I suspect that even if FIDO doesn't spec out a portability standard, the smaller players might. There's no guarantee the big platforms will play ball, but even if they don't it'd still be useful to some people.

I'm not sure FIDO even could mandate portability if they wanted to, though. I suppose they could for certified implementations, but while I see Google on the list of companies with certified authenticators I don't see Apple or Microsoft... they're large enough that people will use whatever they implement regardless of whether it's certified. As far as I can tell it's not a requirement for implementation, and Microsoft and Apple have more name recognition than FIDO by far.

I wish SSO providers were able to hook into this Passkey mechanism. Instead of storing Passkeys in iCloud for sync instead we could store them at the SSO provider
What? Why? How would this improve anything?
you get a system where you can finally own your own identity and the first thought you have is to how to reaquire that dependency on a for-profit entity
The opposite. Now there is just one hardcoded SSO provider: Apple iCloud. Which means you're stuck to one provider. I'd like this to be opened up. Open spec for being able to sync passkeys
It’s Apple, Google, or Microsoft now and soon to be 1Password and others. None of those are hard-coded on the sites using it - the concern is that you can’t port keys between, say, iOS Safari and Windows Edge but you can already register keys from both because it’s not SSO but rather a different PKI scheme.
I'm with you here and have been parroting this in just about every Webauthn thread on HN, except maybe with the exception that I think it's password manager vendors who are more interested -- several of them have joined the FIDO alliance in the past year.

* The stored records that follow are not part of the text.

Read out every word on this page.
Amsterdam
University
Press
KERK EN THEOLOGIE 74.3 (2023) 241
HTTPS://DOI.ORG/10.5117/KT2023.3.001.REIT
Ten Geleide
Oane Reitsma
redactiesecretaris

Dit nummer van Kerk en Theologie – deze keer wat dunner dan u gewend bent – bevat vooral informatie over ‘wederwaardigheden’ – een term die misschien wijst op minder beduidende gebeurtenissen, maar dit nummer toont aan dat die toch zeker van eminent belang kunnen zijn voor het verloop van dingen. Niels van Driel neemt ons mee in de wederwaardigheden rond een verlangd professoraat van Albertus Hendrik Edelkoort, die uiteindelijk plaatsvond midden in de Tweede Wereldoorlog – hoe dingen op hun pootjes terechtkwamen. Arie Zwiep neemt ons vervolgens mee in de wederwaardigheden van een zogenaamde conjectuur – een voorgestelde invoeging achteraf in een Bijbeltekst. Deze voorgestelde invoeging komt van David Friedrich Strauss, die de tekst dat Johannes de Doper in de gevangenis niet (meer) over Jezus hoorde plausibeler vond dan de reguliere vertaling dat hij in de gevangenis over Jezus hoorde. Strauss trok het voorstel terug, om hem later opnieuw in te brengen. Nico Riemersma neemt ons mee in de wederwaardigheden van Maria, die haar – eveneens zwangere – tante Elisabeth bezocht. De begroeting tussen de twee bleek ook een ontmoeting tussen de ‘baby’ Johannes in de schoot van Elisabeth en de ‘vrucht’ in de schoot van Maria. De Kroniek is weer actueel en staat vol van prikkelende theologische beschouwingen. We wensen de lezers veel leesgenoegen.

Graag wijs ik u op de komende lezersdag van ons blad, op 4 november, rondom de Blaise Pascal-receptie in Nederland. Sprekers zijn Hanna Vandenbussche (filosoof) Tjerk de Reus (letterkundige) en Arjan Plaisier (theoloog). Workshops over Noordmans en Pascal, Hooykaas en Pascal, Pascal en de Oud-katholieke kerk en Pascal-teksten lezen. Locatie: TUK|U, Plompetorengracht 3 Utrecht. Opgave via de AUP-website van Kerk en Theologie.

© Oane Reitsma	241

I think having an open sync fabric that is vendor agnostic will be important going forwards. Users have a multitude of devices, usually not from the same vendor, and hybrid transport is not enough to mitigate the fact that sync fabrics are not interoperable.

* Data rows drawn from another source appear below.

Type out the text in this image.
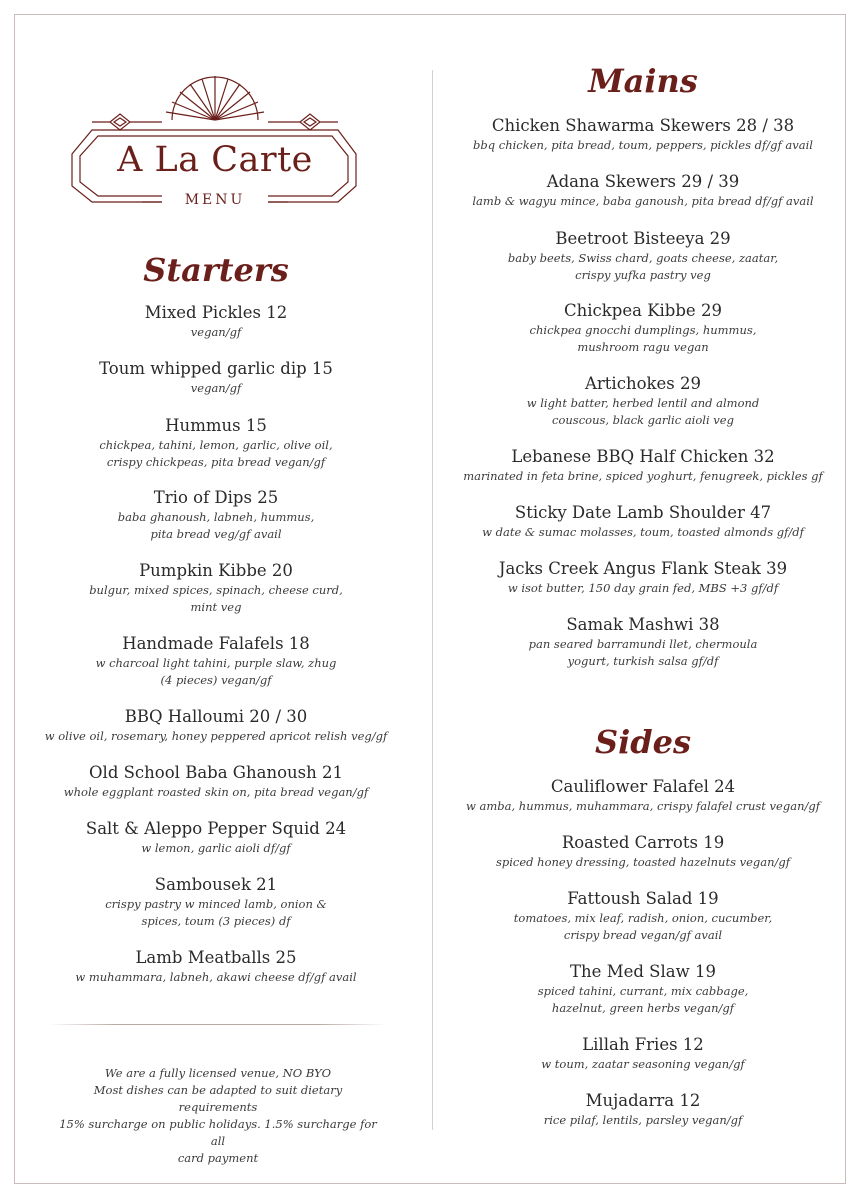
A La Carte
MENU
Starters
Mixed Pickles 12
vegan/gf
Toum whipped garlic dip 15
vegan/gf
Hummus 15
chickpea, tahini, lemon, garlic, olive oil,
crispy chickpeas, pita bread vegan/gf
Trio of Dips 25
baba ghanoush, labneh, hummus,
pita bread veg/gf avail
Pumpkin Kibbe 20
bulgur, mixed spices, spinach, cheese curd,
mint veg
Handmade Falafels 18
w charcoal light tahini, purple slaw, zhug
(4 pieces) vegan/gf
BBQ Halloumi 20 / 30
w olive oil, rosemary, honey peppered apricot relish veg/gf
Old School Baba Ghanoush 21
whole eggplant roasted skin on, pita bread vegan/gf
Salt & Aleppo Pepper Squid 24
w lemon, garlic aioli df/gf
Sambousek 21
crispy pastry w minced lamb, onion &
spices, toum (3 pieces) df
Lamb Meatballs 25
w muhammara, labneh, akawi cheese df/gf avail
We are a fully licensed venue, NO BYO
Most dishes can be adapted to suit dietary requirements
15% surcharge on public holidays. 1.5% surcharge for all
card payment
Mains
Chicken Shawarma Skewers 28 / 38
bbq chicken, pita bread, toum, peppers, pickles df/gf avail
Adana Skewers 29 / 39
lamb & wagyu mince, baba ganoush, pita bread df/gf avail
Beetroot Bisteeya 29
baby beets, Swiss chard, goats cheese, zaatar,
crispy yufka pastry veg
Chickpea Kibbe 29
chickpea gnocchi dumplings, hummus,
mushroom ragu vegan
Artichokes 29
w light batter, herbed lentil and almond
couscous, black garlic aioli veg
Lebanese BBQ Half Chicken 32
marinated in feta brine, spiced yoghurt, fenugreek, pickles gf
Sticky Date Lamb Shoulder 47
w date & sumac molasses, toum, toasted almonds gf/df
Jacks Creek Angus Flank Steak 39
w isot butter, 150 day grain fed, MBS +3 gf/df
Samak Mashwi 38
pan seared barramundi llet, chermoula
yogurt, turkish salsa gf/df
Sides
Cauliflower Falafel 24
w amba, hummus, muhammara, crispy falafel crust vegan/gf
Roasted Carrots 19
spiced honey dressing, toasted hazelnuts vegan/gf
Fattoush Salad 19
tomatoes, mix leaf, radish, onion, cucumber,
crispy bread vegan/gf avail
The Med Slaw 19
spiced tahini, currant, mix cabbage,
hazelnut, green herbs vegan/gf
Lillah Fries 12
w toum, zaatar seasoning vegan/gf
Mujadarra 12
rice pilaf, lentils, parsley vegan/gf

The risk is that password manager vendors will end up implementing virtual authenticators backed by software instead of a secure element like a Yubikey, Secure Enclave or TPM. I'd be interested in the the FIDO Alliance helping bring OS APIs to leverage secure elements to import and export key material that belongs to a particular third-party fabric. It's clearly a sensitive issue because establishing trust between devices, and thus a sync fabric, is a strong phishing target. I also speculate that password manager vendors (e.g. 1Password) and authenticator vendors (e.g. YubiCo) could mutually benefit from agreeing on some APIs to establish trust between authenticators and allow import/export, bypassing the OS vendors.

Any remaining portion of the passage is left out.